For the first time, Boehner managed to get his entire leadership team behind the plan – including conservative champions such as House Majority Leader Eric Cantor (Va.) and House Budget Committee Chairman Paul Ryan (Wis.). But DeMint was not impressed.
“Speaker Boehner’s $800 billion tax hike will destroy American jobs and allow politicians in Washington to spend even more, while not reducing our $16 trillion debt by a single penny,” DeMint said in a statement. “[I]f neither party leadership is going to put forward a serious plan to balance the budget and pay down the debt, we should end this charade.”
The conservative senator’s comments are a reminder that even as Republican leadership refuses to raise tax rates, there’s a wing of the party that considers closing loopholes and deductions a bridge too far.

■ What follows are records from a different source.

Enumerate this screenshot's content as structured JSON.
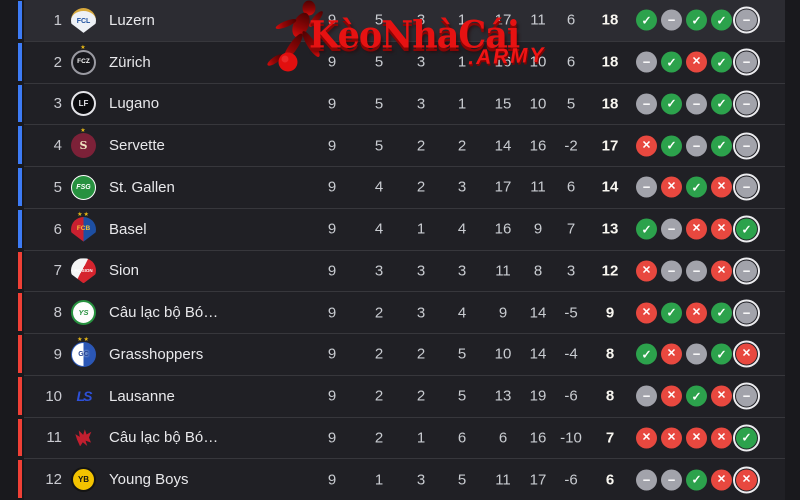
{
  "watermark": {
    "brand": "KèoNhàCái",
    "suffix": ".ARMY",
    "brand_color": "#e61212",
    "icon": "soccer-player-icon"
  },
  "colors": {
    "zone_top_bar": "#3d7bf5",
    "zone_bottom_bar": "#ef4036",
    "form_win": "#2ca24c",
    "form_draw": "#a2a3ab",
    "form_loss": "#e8483f",
    "points_text": "#f8f6f0",
    "row_highlight": "#2c2c32",
    "row_background": "#202025"
  },
  "form_glyphs": {
    "win": "✓",
    "draw": "−",
    "loss": "✕"
  },
  "table": {
    "rows": [
      {
        "position": 1,
        "team": "Luzern",
        "played": 9,
        "wins": 5,
        "draws": 3,
        "losses": 1,
        "goals_for": 17,
        "goals_against": 11,
        "goal_diff": "6",
        "points": 18,
        "zone": "blue",
        "highlighted": true,
        "badge": {
          "kind": "luzern",
          "label": "FCL",
          "stars": 0
        },
        "form": [
          "win",
          "draw",
          "win",
          "win",
          "draw"
        ]
      },
      {
        "position": 2,
        "team": "Zürich",
        "played": 9,
        "wins": 5,
        "draws": 3,
        "losses": 1,
        "goals_for": 16,
        "goals_against": 10,
        "goal_diff": "6",
        "points": 18,
        "zone": "blue",
        "highlighted": false,
        "badge": {
          "kind": "zurich",
          "label": "FCZ",
          "stars": 1
        },
        "form": [
          "draw",
          "win",
          "loss",
          "win",
          "draw"
        ]
      },
      {
        "position": 3,
        "team": "Lugano",
        "played": 9,
        "wins": 5,
        "draws": 3,
        "losses": 1,
        "goals_for": 15,
        "goals_against": 10,
        "goal_diff": "5",
        "points": 18,
        "zone": "blue",
        "highlighted": false,
        "badge": {
          "kind": "lugano",
          "label": "LF",
          "stars": 0
        },
        "form": [
          "draw",
          "win",
          "draw",
          "win",
          "draw"
        ]
      },
      {
        "position": 4,
        "team": "Servette",
        "played": 9,
        "wins": 5,
        "draws": 2,
        "losses": 2,
        "goals_for": 14,
        "goals_against": 16,
        "goal_diff": "-2",
        "points": 17,
        "zone": "blue",
        "highlighted": false,
        "badge": {
          "kind": "servette",
          "label": "S",
          "stars": 1
        },
        "form": [
          "loss",
          "win",
          "draw",
          "win",
          "draw"
        ]
      },
      {
        "position": 5,
        "team": "St. Gallen",
        "played": 9,
        "wins": 4,
        "draws": 2,
        "losses": 3,
        "goals_for": 17,
        "goals_against": 11,
        "goal_diff": "6",
        "points": 14,
        "zone": "blue",
        "highlighted": false,
        "badge": {
          "kind": "stgallen",
          "label": "FSG",
          "stars": 0
        },
        "form": [
          "draw",
          "loss",
          "win",
          "loss",
          "draw"
        ]
      },
      {
        "position": 6,
        "team": "Basel",
        "played": 9,
        "wins": 4,
        "draws": 1,
        "losses": 4,
        "goals_for": 16,
        "goals_against": 9,
        "goal_diff": "7",
        "points": 13,
        "zone": "blue",
        "highlighted": false,
        "badge": {
          "kind": "basel",
          "label": "FCB",
          "stars": 2
        },
        "form": [
          "win",
          "draw",
          "loss",
          "loss",
          "win"
        ]
      },
      {
        "position": 7,
        "team": "Sion",
        "played": 9,
        "wins": 3,
        "draws": 3,
        "losses": 3,
        "goals_for": 11,
        "goals_against": 8,
        "goal_diff": "3",
        "points": 12,
        "zone": "red",
        "highlighted": false,
        "badge": {
          "kind": "sion",
          "label": "FC SION",
          "stars": 0
        },
        "form": [
          "loss",
          "draw",
          "draw",
          "loss",
          "draw"
        ]
      },
      {
        "position": 8,
        "team": "Câu lạc bộ Bó…",
        "played": 9,
        "wins": 2,
        "draws": 3,
        "losses": 4,
        "goals_for": 9,
        "goals_against": 14,
        "goal_diff": "-5",
        "points": 9,
        "zone": "red",
        "highlighted": false,
        "badge": {
          "kind": "yverdon",
          "label": "YS",
          "stars": 0
        },
        "form": [
          "loss",
          "win",
          "loss",
          "win",
          "draw"
        ]
      },
      {
        "position": 9,
        "team": "Grasshoppers",
        "played": 9,
        "wins": 2,
        "draws": 2,
        "losses": 5,
        "goals_for": 10,
        "goals_against": 14,
        "goal_diff": "-4",
        "points": 8,
        "zone": "red",
        "highlighted": false,
        "badge": {
          "kind": "grasshoppers",
          "label": "GC",
          "stars": 2
        },
        "form": [
          "win",
          "loss",
          "draw",
          "win",
          "loss"
        ]
      },
      {
        "position": 10,
        "team": "Lausanne",
        "played": 9,
        "wins": 2,
        "draws": 2,
        "losses": 5,
        "goals_for": 13,
        "goals_against": 19,
        "goal_diff": "-6",
        "points": 8,
        "zone": "red",
        "highlighted": false,
        "badge": {
          "kind": "lausanne",
          "label": "LS",
          "stars": 0
        },
        "form": [
          "draw",
          "loss",
          "win",
          "loss",
          "draw"
        ]
      },
      {
        "position": 11,
        "team": "Câu lạc bộ Bó…",
        "played": 9,
        "wins": 2,
        "draws": 1,
        "losses": 6,
        "goals_for": 6,
        "goals_against": 16,
        "goal_diff": "-10",
        "points": 7,
        "zone": "red",
        "highlighted": false,
        "badge": {
          "kind": "winterthur",
          "label": "",
          "stars": 0
        },
        "form": [
          "loss",
          "loss",
          "loss",
          "loss",
          "win"
        ]
      },
      {
        "position": 12,
        "team": "Young Boys",
        "played": 9,
        "wins": 1,
        "draws": 3,
        "losses": 5,
        "goals_for": 11,
        "goals_against": 17,
        "goal_diff": "-6",
        "points": 6,
        "zone": "red",
        "highlighted": false,
        "badge": {
          "kind": "youngboys",
          "label": "YB",
          "stars": 0
        },
        "form": [
          "draw",
          "draw",
          "win",
          "loss",
          "loss"
        ]
      }
    ]
  }
}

Which I expect is negotiating posturing as he has indicated open mindedmess about some amount of revenue enhancement, previously. My take is he is figuring if we Democrats see conservative openly "weeping, gnashing of teeth, and rendering garments' we will think we are pushing them too far and accept something closer to the pathetic, and completely inadequate GOP proposal yesterday, and think that President Obama's fair and balanced offer is too radicle.
Boehner was struggling to keep order among anti-tax Tea Party activists on one extreme and moderates more tolerant of new revenues on the other.
In the House, two first-term Republican Tea Party stalwarts - Tim Huelskamp of Kansas and Justin Amash of Michigan - were removed by party leadership from the powerful Budget Committee in what Huelskamp called "a vindictive move."
The Republican leadership offered no immediate explanation for the unusual removal.
On the moderate wing, a handful of House Republicans - such as Mike Simpson of Idaho and Steve King of Iowa - have said that tax increases on the wealthiest may be tolerable under certain conditions.
Oh, how I love the smell of burning elephant blubber in the evening.